I discovered an engraving program at GRS in Emporia, Kansas, a part of Glendo LLC. that was an intensive one week course with a professional Master Engraver. I applied and spent a week studying with Rex Pedersen, a second generation engraver. I learned more that week under personal instruction in a GRS  setting than I had learned in the twenty years prior to that struggling on my own. Since then I have had seminars with many Master engravers at venues like The Ken Hurst (deceased) Engraving get-together in Wilson, North Carolina, at Scott Pilkington’s Annual Engrave-In in Monteagle, Tennessee, plus the seminars at the FEGA convention/meeting at Reno, Nevada, now held in Las Vegas.

My career began with hammer and chisel, working many hours at home after my day job, which progressed to a powered graver from Ray Phillips with his NgravR brand handpiece, then the the pneumatic GraverMax from GRS and finally the Lindsay PalmControl by Steve Lindsay.
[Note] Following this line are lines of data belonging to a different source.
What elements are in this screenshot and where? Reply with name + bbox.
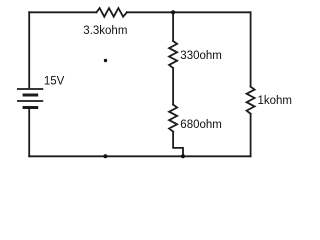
junction node at bottom of jog (181, 154, 185, 158)
wire middle branch (between R2 and R4) (172, 68, 174, 105)
node point (floating dot) (104, 59, 107, 62)
svg-text:1kohm: 1kohm (258, 95, 293, 107)
wire left side (top of battery) (28, 12, 30, 87)
battery V1 short plate 4 (24, 106, 37, 109)
svg-text:330ohm: 330ohm (180, 50, 222, 62)
resistor R3 1kohm (vertical zigzag) (247, 87, 255, 114)
resistor R1 3.3kohm (horizontal zigzag) (97, 8, 127, 17)
wire right side (top) (250, 12, 252, 86)
svg-text:680ohm: 680ohm (180, 119, 222, 131)
wire jog from R4 to bottom wire (173, 132, 183, 157)
resistor R4 680ohm (vertical zigzag) (169, 105, 177, 132)
resistor R2 330ohm (vertical zigzag) (169, 41, 177, 68)
junction node at top of middle branch (171, 10, 175, 14)
wire middle branch (top) (172, 12, 174, 41)
battery V1 long plate 1 (18, 88, 42, 90)
wire top-right segment (127, 11, 251, 13)
battery V1 long plate 3 (18, 100, 42, 102)
svg-text:15V: 15V (44, 76, 65, 88)
junction node on bottom wire (103, 154, 107, 158)
svg-text:3.3kohm: 3.3kohm (83, 25, 127, 37)
battery V1 short plate 2 (24, 94, 37, 97)
wire left side (below battery) (28, 109, 30, 156)
wire top-left segment (29, 11, 96, 13)
wire right side (bottom) (250, 114, 252, 157)
wire bottom (29, 155, 250, 157)
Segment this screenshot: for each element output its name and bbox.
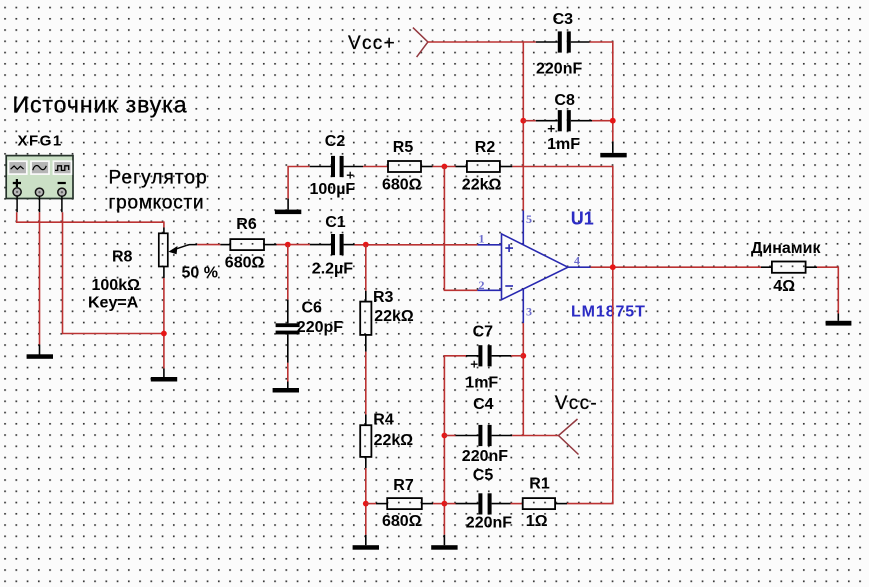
svg-text:C5: C5: [473, 467, 494, 484]
label C4: [473, 396, 494, 413]
title: Источник звука: [13, 92, 188, 118]
wire Vcc+ to C3: [428, 41, 536, 43]
svg-text:220nF: 220nF: [536, 60, 582, 77]
wire C4 right to Vcc-: [512, 435, 558, 437]
wire C1 to op-amp pin1: [355, 244, 478, 246]
svg-text:C3: C3: [553, 11, 574, 28]
resistor R3: [360, 291, 371, 352]
svg-text:C6: C6: [302, 299, 323, 316]
svg-text:R8: R8: [112, 249, 133, 266]
wire junction down to C6: [287, 245, 289, 300]
svg-text:100µF: 100µF: [310, 181, 356, 198]
svg-text:4Ω: 4Ω: [773, 278, 795, 295]
svg-text:22kΩ: 22kΩ: [374, 432, 414, 449]
label R6: [236, 216, 257, 233]
svg-text:2: 2: [479, 278, 485, 292]
value 220nF C3: [536, 60, 582, 77]
label C5: [473, 467, 494, 484]
resistor R2: [456, 161, 513, 172]
wire junction down to R3: [365, 245, 367, 291]
label 50 %: [182, 264, 218, 281]
wire Vcc+ column down to pin5: [522, 42, 524, 211]
ground under C2: [275, 199, 301, 215]
wire pot bottom to ground: [163, 278, 165, 369]
label R1: [529, 475, 550, 492]
label C2: [325, 133, 346, 150]
wire speaker right to ground: [817, 267, 838, 313]
svg-text:220nF: 220nF: [466, 515, 512, 532]
junction C1/R3: [363, 242, 369, 248]
wire feedback junction down to pin2: [444, 167, 477, 291]
label Key=A: [88, 294, 139, 311]
svg-text:4: 4: [574, 254, 580, 268]
svg-text:R6: R6: [236, 216, 257, 233]
resistor R1: [523, 498, 567, 509]
pin label 2: [479, 278, 485, 292]
pin label 4: [574, 254, 580, 268]
value 1mF C7: [465, 375, 498, 392]
ground under R4: [353, 535, 379, 550]
wire output to speaker: [591, 266, 762, 268]
label R7: [393, 477, 414, 494]
junction C8 right: [610, 118, 616, 124]
svg-text:Key=A: Key=A: [88, 294, 139, 311]
svg-text:Регулятор: Регулятор: [109, 168, 208, 189]
resistor R6: [220, 239, 276, 250]
svg-text:Vcc-: Vcc-: [555, 393, 598, 414]
wire XFG1 common down: [39, 212, 41, 344]
svg-text:Vcc+: Vcc+: [348, 33, 396, 54]
ground under potentiometer: [151, 369, 177, 382]
label Динамик: [751, 240, 821, 257]
label R4: [373, 412, 394, 429]
svg-text:3: 3: [526, 305, 532, 319]
svg-text:C8: C8: [554, 92, 575, 109]
svg-text:R4: R4: [373, 412, 394, 429]
svg-text:220nF: 220nF: [462, 448, 508, 465]
junction R7/C5: [442, 501, 448, 507]
label C1: [325, 214, 346, 231]
value 22kΩ R4: [374, 432, 414, 449]
wire C8 left: [523, 120, 535, 122]
label R5: [393, 139, 414, 156]
ground under XFG1 common: [27, 345, 53, 359]
power connector Vcc-: [559, 419, 579, 455]
label Vcc+: [348, 33, 396, 54]
wire C6 to ground: [287, 363, 289, 382]
svg-text:680Ω: 680Ω: [382, 177, 422, 194]
svg-text:220pF: 220pF: [297, 319, 343, 336]
value 220pF: [297, 319, 343, 336]
wire XFG1 minus to pot bottom junction: [63, 212, 164, 333]
potentiometer R8: [159, 228, 197, 279]
wire C7 right to junction: [511, 355, 523, 357]
junction C7 right: [520, 353, 526, 359]
wire R2 right to feedback column: [512, 167, 612, 268]
svg-text:680Ω: 680Ω: [382, 513, 422, 530]
svg-text:22kΩ: 22kΩ: [462, 177, 502, 194]
label R8: [112, 249, 133, 266]
label C8: [554, 92, 575, 109]
op-amp U1 LM1875T: [477, 211, 590, 324]
wire C7 left down to C4 junction and C5 junction and ground: [444, 356, 466, 535]
ground under C8: [600, 141, 626, 157]
svg-text:LM1875T: LM1875T: [571, 304, 646, 321]
capacitor C5: [456, 493, 511, 514]
svg-text:R3: R3: [373, 289, 394, 306]
svg-text:R1: R1: [529, 475, 550, 492]
svg-text:R7: R7: [393, 477, 414, 494]
junction C4 left: [442, 433, 448, 439]
capacitor C4: [456, 425, 513, 446]
junction R4/R7: [363, 501, 369, 507]
wire C8 right: [592, 121, 613, 142]
svg-text:C4: C4: [473, 396, 494, 413]
junction R5/R2/feedback: [442, 164, 448, 170]
svg-text:1mF: 1mF: [465, 375, 498, 392]
value 220nF C5: [466, 515, 512, 532]
svg-text:50 %: 50 %: [182, 264, 218, 281]
value 1Ω: [526, 513, 548, 530]
value 100µF: [310, 181, 356, 198]
label: Регулятор громкости: [109, 168, 208, 214]
wire wiper to R6: [197, 244, 220, 246]
svg-text:1Ω: 1Ω: [526, 513, 548, 530]
label Vcc-: [555, 393, 598, 414]
wire R3 to R4: [365, 352, 367, 415]
wire C2 left to ground: [288, 167, 310, 199]
resistor R4: [360, 415, 371, 469]
ground under speaker: [826, 314, 852, 326]
ground under C6: [273, 382, 299, 393]
capacitor C3: [536, 31, 590, 52]
pin label 5: [526, 212, 532, 226]
svg-text:2.2µF: 2.2µF: [312, 260, 353, 277]
value 680Ω R6: [225, 255, 265, 272]
label R3: [373, 289, 394, 306]
wire R7 right to junction: [433, 503, 444, 505]
capacitor C6: [276, 300, 300, 363]
wire C5 left: [444, 503, 455, 505]
svg-text:C2: C2: [325, 133, 346, 150]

All these systems, except the GraverMax (don’t need two pneumatic tools) are still used by me and each has a special place for achieving certain unique characteristics in engraving.

This, my friends, takes me to the present and I’m continuing to learn from some of the  best engravers in the world through the internet. FEGA has a ton of articles of instruction that can be downloaded and casts of works by them to study for technique.